FNL Volunteers Offer Excitement and Knowledge at In The Street Festival

By Samuel Lopez, staff writer; photos by Samuel Lopez
Photo of a child dressed as a scientist at the FNL tent while a volunteer photographs him

FNL’s Geoff Seidel (right) snaps a Polaroid of a “future scientist.”

Sporadic downpours drenched Frederick’s In The Street festival this year, but they failed to dampen the spirits of the thousands of people who attended, including the volunteers at the Frederick National Laboratory (FNL) tent.

There, staff from FNL and NCI at Frederick enthusiastically chatted with passersby, even after the weather demanded some improvisation. Rain flooded part of the street, while strong gusts nearly knocked over the tent and forced the volunteers to take down the backdrop for the photo booth—a favorite among visitors.

Nevertheless, the fun persisted. Visitors of all ages put on lab coats, held lab-themed props, and posed for a Polaroid, the absence of a backdrop notwithstanding. Meanwhile, the young and the young at heart lined up to play the tent’s spinner game and win prizes that included light-up yo-yos, tops, Leidos keychains, and FNL-branded sunscreen.

Some visitors proved to be familiar faces, such as father and daughter Stephen and Suzanne Thibeault, whose fond memories of last year’s photo booth prompted them to stop by again.

“It was coincidence that we came here on the street festival last year, and we made a point of coming back this year for my wife’s birthday because this is just a cool thing to do,” Stephen said.

“The same thing happened [as last year],” Suzanne added. “My mom went to go get something from the car; me and my dad came here; and you guys were super-friendly, asked if we wanted a photo, got us all dressed up in our lab coats, … and took our photo. It just kind of captured our year.”

After their photo, the Thibeaults learned about FNL’s work on cancer, HIV/AIDS, and infectious diseases. Like many who visited the tent, they know someone who is battling cancer, and they expressed their appreciation for FNL’s efforts to preserve public health.

“It’s important for people to know how complicated these things are,” Stephen said, citing the public’s panic during the 2014 Ebola crisis. “It just struck me that nobody was acknowledging that people are experts in this and they spend all week, every week focusing on how these diseases are detected and how they are spread, and the first thing [that people] should be doing is finding out what they have to say.”

Educating visitors proved to be the most important—and the most worthwhile—moments of the day.

Until rain compelled the volunteers to stow most paper-based items, a table in the tent had displayed pamphlets about FNL, exercise and diet planners, bilingual fact sheets on blood pressure, and recipe books. The volunteers described FNL’s mission and discussed the connection between science and good health.
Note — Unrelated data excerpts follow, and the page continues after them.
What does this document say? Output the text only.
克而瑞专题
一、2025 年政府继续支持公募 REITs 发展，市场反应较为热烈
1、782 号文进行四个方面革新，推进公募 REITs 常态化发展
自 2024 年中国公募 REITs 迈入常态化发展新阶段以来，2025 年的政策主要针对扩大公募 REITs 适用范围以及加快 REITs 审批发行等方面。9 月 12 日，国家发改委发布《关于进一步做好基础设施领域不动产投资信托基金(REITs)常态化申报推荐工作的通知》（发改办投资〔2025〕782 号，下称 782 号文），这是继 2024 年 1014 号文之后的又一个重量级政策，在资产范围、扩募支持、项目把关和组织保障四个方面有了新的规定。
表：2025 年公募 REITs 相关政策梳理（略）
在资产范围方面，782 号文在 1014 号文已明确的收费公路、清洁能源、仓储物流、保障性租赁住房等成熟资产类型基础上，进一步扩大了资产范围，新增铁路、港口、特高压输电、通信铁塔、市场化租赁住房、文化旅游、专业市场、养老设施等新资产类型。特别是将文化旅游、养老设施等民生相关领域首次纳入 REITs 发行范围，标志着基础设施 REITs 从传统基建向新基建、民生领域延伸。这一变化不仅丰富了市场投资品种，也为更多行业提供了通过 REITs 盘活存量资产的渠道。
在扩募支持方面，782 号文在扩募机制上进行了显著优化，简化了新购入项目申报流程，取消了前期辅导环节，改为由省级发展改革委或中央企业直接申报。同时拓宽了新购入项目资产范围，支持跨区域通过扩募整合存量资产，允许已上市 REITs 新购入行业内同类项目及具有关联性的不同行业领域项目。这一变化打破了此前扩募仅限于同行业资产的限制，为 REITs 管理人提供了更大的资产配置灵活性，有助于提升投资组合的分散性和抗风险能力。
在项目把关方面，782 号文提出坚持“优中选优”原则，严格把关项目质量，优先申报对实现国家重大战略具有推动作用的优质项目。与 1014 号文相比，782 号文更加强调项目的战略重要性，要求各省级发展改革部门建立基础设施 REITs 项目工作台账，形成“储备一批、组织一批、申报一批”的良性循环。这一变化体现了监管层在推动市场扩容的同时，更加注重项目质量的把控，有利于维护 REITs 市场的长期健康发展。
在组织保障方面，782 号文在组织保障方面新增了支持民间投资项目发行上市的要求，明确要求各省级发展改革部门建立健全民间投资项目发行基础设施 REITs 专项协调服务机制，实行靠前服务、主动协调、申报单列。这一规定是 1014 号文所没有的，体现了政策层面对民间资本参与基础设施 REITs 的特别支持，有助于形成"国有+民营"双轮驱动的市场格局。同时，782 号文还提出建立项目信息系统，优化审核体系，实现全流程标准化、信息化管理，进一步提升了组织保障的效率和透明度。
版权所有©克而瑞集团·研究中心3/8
Visitors included former NCI at Frederick interns; Craig Reynolds, Ph.D., former NCI associate director for Frederick, and his wife; staff from Becton Dickinson and Thermo Fisher Scientific; and a candidate for the Maryland House of Delegates.
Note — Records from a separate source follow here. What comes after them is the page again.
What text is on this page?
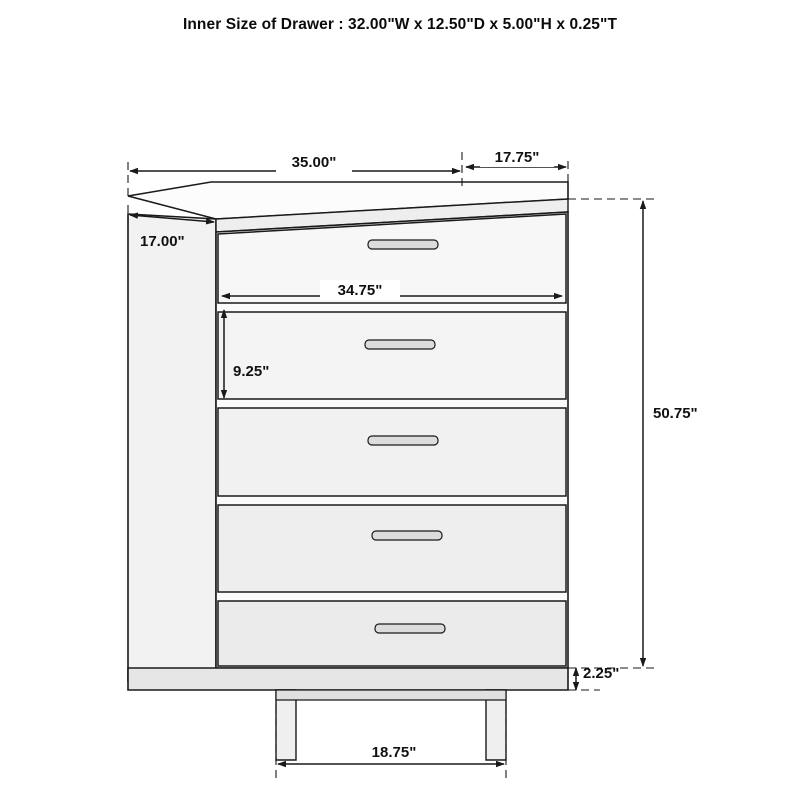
Inner Size of Drawer : 32.00"W x 12.50"D x 5.00"H x 0.25"T
35.00"	17.75"
17.00"
34.75"
9.25"
50.75"
2.25"
18.75"
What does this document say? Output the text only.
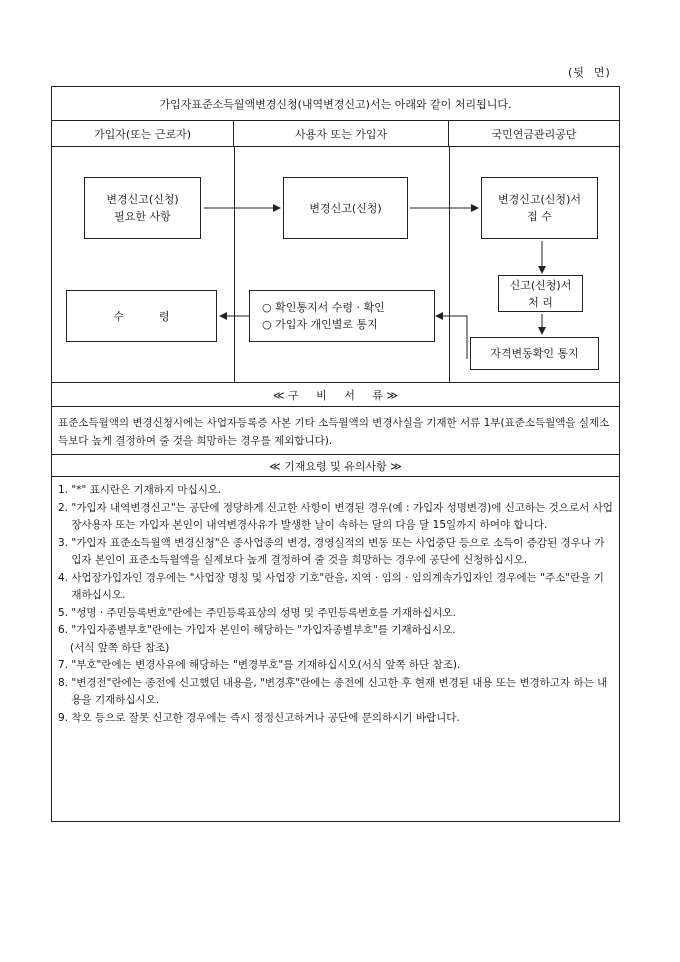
(뒷  면)
가입자표준소득월액변경신청(내역변경신고)서는 아래와 같이 처리됩니다.
가입자(또는 근로자)	사용자 또는 가입자	국민연금관리공단
변경신고(신청)
필요한 사항
변경신고(신청)
변경신고(신청)서
접 수
신고(신청)서
처 리
자격변동확인 통지
○ 확인통지서 수령 · 확인
○ 가입자 개인별로 통지
수          령
≪ 구     비     서     류 ≫
표준소득월액의 변경신청시에는 사업자등록증 사본 기타 소득월액의 변경사실을 기재한 서류 1부(표준소득월액을 실제소득보다 높게 결정하여 줄 것을 희망하는 경우를 제외합니다).
≪ 기재요령 및 유의사항 ≫
1. "*" 표시란은 기재하지 마십시오.
2. "가입자 내역변경신고"는 공단에 정당하게 신고한 사항이 변경된 경우(예 : 가입자 성명변경)에 신고하는 것으로서 사업장사용자 또는 가입자 본인이 내역변경사유가 발생한 날이 속하는 달의 다음 달 15일까지 하여야 합니다.
3. "가입자 표준소득월액 변경신청"은 종사업종의 변경, 경영실적의 변동 또는 사업중단 등으로 소득이 증감된 경우나 가입자 본인이 표준소득월액을 실제보다 높게 결정하여 줄 것을 희망하는 경우에 공단에 신청하십시오.
4. 사업장가입자인 경우에는 "사업장 명칭 및 사업장 기호"란을, 지역 · 임의 · 임의계속가입자인 경우에는 "주소"란을 기재하십시오.
5. "성명 · 주민등록번호"란에는 주민등록표상의 성명 및 주민등록번호를 기재하십시오.
6. "가입자종별부호"란에는 가입자 본인이 해당하는 "가입자종별부호"를 기재하십시오.
(서식 앞쪽 하단 참조)
7. "부호"란에는 변경사유에 해당하는 "변경부호"를 기재하십시오(서식 앞쪽 하단 참조).
8. "변경전"란에는 종전에 신고했던 내용을, "변경후"란에는 종전에 신고한 후 현재 변경된 내용 또는 변경하고자 하는 내용을 기재하십시오.
9. 착오 등으로 잘못 신고한 경우에는 즉시 정정신고하거나 공단에 문의하시기 바랍니다.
“I am really impressed at just the amount of people that are very open and wanting to hear about us,” said first-time volunteer Maggie Scully, Ph.D., senior strategic business development analyst, Partnership Development Office, FNL.
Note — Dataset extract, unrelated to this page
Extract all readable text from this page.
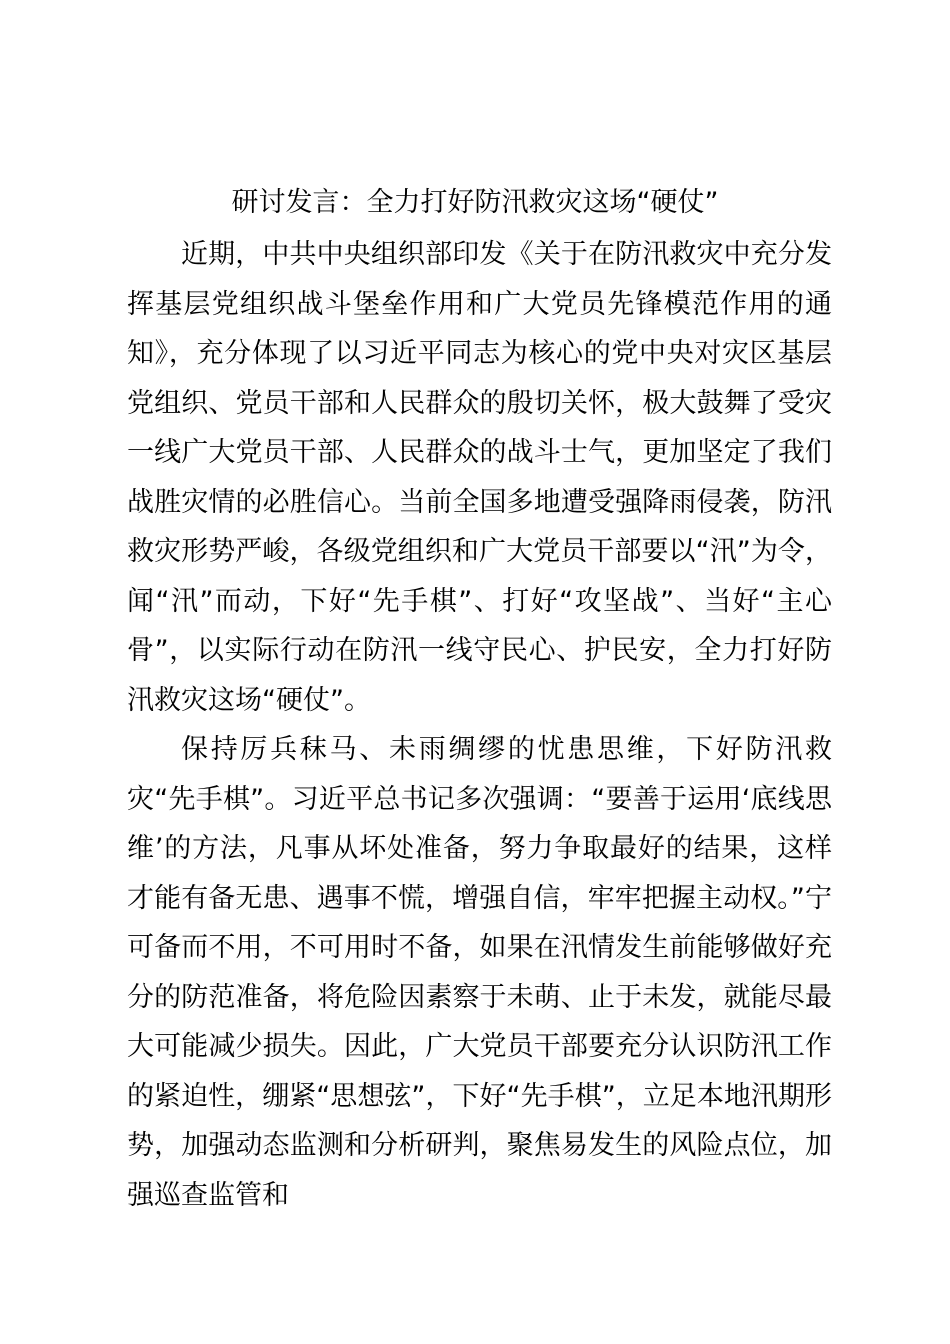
研讨发言：全力打好防汛救灾这场“硬仗”

近期，中共中央组织部印发《关于在防汛救灾中充分发挥基层党组织战斗堡垒作用和广大党员先锋模范作用的通知》，充分体现了以习近平同志为核心的党中央对灾区基层党组织、党员干部和人民群众的殷切关怀，极大鼓舞了受灾一线广大党员干部、人民群众的战斗士气，更加坚定了我们战胜灾情的必胜信心。当前全国多地遭受强降雨侵袭，防汛救灾形势严峻，各级党组织和广大党员干部要以“汛”为令，闻“汛”而动，下好“先手棋”、打好“攻坚战”、当好“主心骨”，以实际行动在防汛一线守民心、护民安，全力打好防汛救灾这场“硬仗”。

保持厉兵秣马、未雨绸缪的忧患思维，下好防汛救灾“先手棋”。习近平总书记多次强调：“要善于运用‘底线思维’的方法，凡事从坏处准备，努力争取最好的结果，这样才能有备无患、遇事不慌，增强自信，牢牢把握主动权。”宁可备而不用，不可用时不备，如果在汛情发生前能够做好充分的防范准备，将危险因素察于未萌、止于未发，就能尽最大可能减少损失。因此，广大党员干部要充分认识防汛工作的紧迫性，绷紧“思想弦”，下好“先手棋”，立足本地汛期形势，加强动态监测和分析研判，聚焦易发生的风险点位，加强巡查监管和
Some visitors shared stories of cancer-related triumphs and tragedies. One former Frederick resident won a prize at the spinner game then stepped aside to explain that she had lost several close family members to cancer and showed the cancer bracelet she wears in their memory. Another visitor revealed that both her father and brother had succumbed to glioblastoma, but she was excited to hear about FNL’s work on difficult cancers.

The uniting theme among most of the conversations, however, was hope. For visitors, that meant getting to hear firsthand about recent advances in scientific research. For the volunteers, it meant a renewed sense of camaraderie and a reminder that FNL has helped to ease suffering.

“I feel fortunate to do this and represent a great organization like this,” Scully said. “I’m proud to work at FNL, so it’s great to be out here and tell people what we do and that we exist and that we’re here to help.”

This year’s FNL volunteers included Scully, Frank Blanchard, Max Cole, Richard Frederickson, Craig Gladden, Halee Helmer, Sarah Hooper, Michelle Neville, Geoff Seidel, and Lee Unger. They were joined by Walter Hubert, Ph.D., NCI at Frederick’s scientific program director. Blanchard, FNL’s director of Public Affairs and Communications, led FNL’s participation in the festival—a long-standing tradition for him, regardless of the weather.

A visitor takes his prize while FNL’s Sarah Hooper watches. A visitor watches the spinner game while FNL’s Max Cole looks on. FNL’s Maggie Scully (right) discusses the national lab’s work with a visitor. Visitors came from all walks of life. Even Batman stopped by for a photo op.